Richard didn't so much explain as thrust the knowledge into his head wholesale, a bubble of trajectories and leaps of intuition and Leah and Min-xue's wildly desperate plan. Koske stopped momentarily, the hatchway wheel still heavy in his hand, using the other to shield his eyes as the information flared into headache as if someone had boxed his ears. He stepped back from the door and started to pull his ship shoes on, one foot at a time. “Time is limited,” the AI said. “Leah's going to get herself killed—”
Koske nodded, swallowed, and turned his head to look through the porthole in the floor at the spinning stars, so far away. I wanted to go there, he thought. And then said to Richard, What do you propose I do about it?
“—ah—”
Carefully, calmly, Koske opened the door. Long strides carried him toward the bridge. She's right, Richard. Are you afraid of dying?
“It's not a major concern these days. I would be somewhat hard to kill. Aren't you?”
No, Koske answered. He checked his stride and stopped dead, weight all forward, one hand on the bulkhead. The bridge wasn't far. His head still thumped with the equations and diagrams Richard streamed through it — trajectories, velocities, calculations of mass — and he dropped his chin to his chest and heaved a single long, expressive sigh.
Trevor Koske turned, a crisp reversal of stride, and palmed himself into a deserted side corridor, increasing his pace. I don't mind dying. But there's sixty-two people in this hunk of tin who probably do.
“What are you going to do about it?”
Get everybody aft. Tell them it's a drill. Lie. Fake hull damage forward. There's enough debris flying around to make it ring true. I don't care what you do.
I'll uncouple the drive units. They'll have a couple of hours before the radiation gets too bad. Start shuttling them back to Clarke, or to the Montreal. We'll save whatever we can.
Richard tracks the crew for me, feeds me the data. How did I ever live before I had an AI in my brain? He beats the stuffing out of my hip unit, that's for sure.
He shows me the vermilion eye that is the icon for the Huang Di, as red a star as Mars, and shows her start to slide downward, backward, directions that have no meaning in space at all. I fumble for the interface pins, have to look down at my hands to make them work right. Oh, too tired for this, Jenny. Too tired.
Even dimmed, the bridge lights beat at the backs of my eyeballs. I'm slapped with a sudden incongruous picture of Nell, all her black hair come out of her braid and tangled with snowflakes, stooping to pack slush into a ball that's going to sting like hell when it wallops me in the side of the head.
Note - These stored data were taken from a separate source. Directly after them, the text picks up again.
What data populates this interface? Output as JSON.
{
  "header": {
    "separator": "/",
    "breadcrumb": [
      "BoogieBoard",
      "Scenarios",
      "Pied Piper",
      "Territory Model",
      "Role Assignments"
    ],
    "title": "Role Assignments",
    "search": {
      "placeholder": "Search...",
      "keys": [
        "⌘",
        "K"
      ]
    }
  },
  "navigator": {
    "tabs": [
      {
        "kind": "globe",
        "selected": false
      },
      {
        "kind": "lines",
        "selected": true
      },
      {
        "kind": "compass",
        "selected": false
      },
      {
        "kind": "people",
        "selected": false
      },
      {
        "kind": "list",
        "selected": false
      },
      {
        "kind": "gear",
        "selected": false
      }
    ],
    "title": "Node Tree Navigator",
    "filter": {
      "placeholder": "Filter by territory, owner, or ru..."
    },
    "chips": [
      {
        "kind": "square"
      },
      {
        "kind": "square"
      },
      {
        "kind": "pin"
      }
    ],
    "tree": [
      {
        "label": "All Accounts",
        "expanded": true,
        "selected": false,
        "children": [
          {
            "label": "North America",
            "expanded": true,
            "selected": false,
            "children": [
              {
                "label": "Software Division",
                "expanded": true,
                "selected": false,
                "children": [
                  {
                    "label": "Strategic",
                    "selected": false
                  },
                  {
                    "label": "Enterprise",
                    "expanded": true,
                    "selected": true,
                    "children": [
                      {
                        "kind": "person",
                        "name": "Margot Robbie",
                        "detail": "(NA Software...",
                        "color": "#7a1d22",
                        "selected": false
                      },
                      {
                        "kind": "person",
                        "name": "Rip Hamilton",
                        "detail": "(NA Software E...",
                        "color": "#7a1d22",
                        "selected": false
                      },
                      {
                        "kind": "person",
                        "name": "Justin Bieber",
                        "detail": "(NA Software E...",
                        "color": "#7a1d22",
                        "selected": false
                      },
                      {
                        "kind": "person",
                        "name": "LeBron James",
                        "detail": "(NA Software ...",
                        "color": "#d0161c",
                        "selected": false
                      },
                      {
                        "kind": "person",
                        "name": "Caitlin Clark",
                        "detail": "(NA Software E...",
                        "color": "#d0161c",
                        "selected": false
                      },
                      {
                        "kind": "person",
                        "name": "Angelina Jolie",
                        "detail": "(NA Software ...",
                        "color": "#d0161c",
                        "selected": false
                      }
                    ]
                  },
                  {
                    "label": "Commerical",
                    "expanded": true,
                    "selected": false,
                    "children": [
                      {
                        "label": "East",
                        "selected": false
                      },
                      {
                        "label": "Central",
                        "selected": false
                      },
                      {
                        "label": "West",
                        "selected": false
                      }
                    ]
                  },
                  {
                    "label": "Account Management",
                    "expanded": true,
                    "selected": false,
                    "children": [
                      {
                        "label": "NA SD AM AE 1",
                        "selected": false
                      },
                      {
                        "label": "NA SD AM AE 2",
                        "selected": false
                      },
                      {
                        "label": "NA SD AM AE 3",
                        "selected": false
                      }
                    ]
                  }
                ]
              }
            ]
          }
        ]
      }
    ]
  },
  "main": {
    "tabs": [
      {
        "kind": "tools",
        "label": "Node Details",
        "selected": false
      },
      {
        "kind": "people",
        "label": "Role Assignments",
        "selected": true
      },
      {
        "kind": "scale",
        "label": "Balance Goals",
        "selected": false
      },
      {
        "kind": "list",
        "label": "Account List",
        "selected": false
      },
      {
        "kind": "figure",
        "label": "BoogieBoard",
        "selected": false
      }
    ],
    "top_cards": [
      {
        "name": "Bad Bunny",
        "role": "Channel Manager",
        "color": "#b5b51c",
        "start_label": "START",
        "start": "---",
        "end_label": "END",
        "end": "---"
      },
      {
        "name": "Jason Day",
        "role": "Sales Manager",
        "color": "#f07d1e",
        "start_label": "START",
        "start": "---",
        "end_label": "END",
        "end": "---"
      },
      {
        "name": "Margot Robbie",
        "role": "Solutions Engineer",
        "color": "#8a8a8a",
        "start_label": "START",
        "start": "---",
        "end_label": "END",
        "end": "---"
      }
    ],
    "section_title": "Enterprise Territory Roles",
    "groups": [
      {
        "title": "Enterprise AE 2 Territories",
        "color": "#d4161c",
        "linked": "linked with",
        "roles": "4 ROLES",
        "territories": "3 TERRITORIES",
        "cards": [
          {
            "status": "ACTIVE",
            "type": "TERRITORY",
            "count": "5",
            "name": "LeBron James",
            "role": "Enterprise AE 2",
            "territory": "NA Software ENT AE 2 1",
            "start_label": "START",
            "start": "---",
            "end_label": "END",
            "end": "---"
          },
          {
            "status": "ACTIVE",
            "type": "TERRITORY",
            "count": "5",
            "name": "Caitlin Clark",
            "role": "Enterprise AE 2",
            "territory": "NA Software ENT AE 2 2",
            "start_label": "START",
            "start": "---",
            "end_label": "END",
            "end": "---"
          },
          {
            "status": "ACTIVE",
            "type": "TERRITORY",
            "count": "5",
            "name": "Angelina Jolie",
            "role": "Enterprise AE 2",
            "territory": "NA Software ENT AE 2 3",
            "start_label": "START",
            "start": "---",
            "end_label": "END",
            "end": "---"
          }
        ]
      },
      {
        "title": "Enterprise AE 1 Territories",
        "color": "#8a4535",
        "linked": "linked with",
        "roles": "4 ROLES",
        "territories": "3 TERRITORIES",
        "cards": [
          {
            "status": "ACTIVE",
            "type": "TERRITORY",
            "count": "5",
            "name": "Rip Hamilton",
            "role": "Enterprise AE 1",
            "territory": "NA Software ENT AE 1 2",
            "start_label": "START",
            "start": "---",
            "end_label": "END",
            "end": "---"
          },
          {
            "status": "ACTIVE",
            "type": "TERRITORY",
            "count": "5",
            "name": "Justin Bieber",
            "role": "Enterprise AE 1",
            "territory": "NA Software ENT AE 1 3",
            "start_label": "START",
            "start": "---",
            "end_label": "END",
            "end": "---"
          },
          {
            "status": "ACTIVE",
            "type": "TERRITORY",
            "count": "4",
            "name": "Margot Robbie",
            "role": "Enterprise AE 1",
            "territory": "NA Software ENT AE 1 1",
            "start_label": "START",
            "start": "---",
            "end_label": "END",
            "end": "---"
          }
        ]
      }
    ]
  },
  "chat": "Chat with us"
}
Bad time for a flashback, too. It tells me I pushed it real hard with my raw interface earlier, and maybe did a little more neural damage than the nanosurgeons have been able to repair just yet. I need more downtime. Sleep. Supplements and plenty to eat. All of which I'm not going to get.
There's an answer, of course. Miniature yellow pills rattle in my thigh pocket, and it would only take just one.
Maybe two.
Except if I push it too hard, I could wind up like Carver. Like Face's boy Mercedes, who got his brain melted when Unitek was illegally testing the Hammers in Hartford — was it just a few months back? “Gabe?” I say his name as much to remind myself that he's there as to get his attention. “How's it coming?”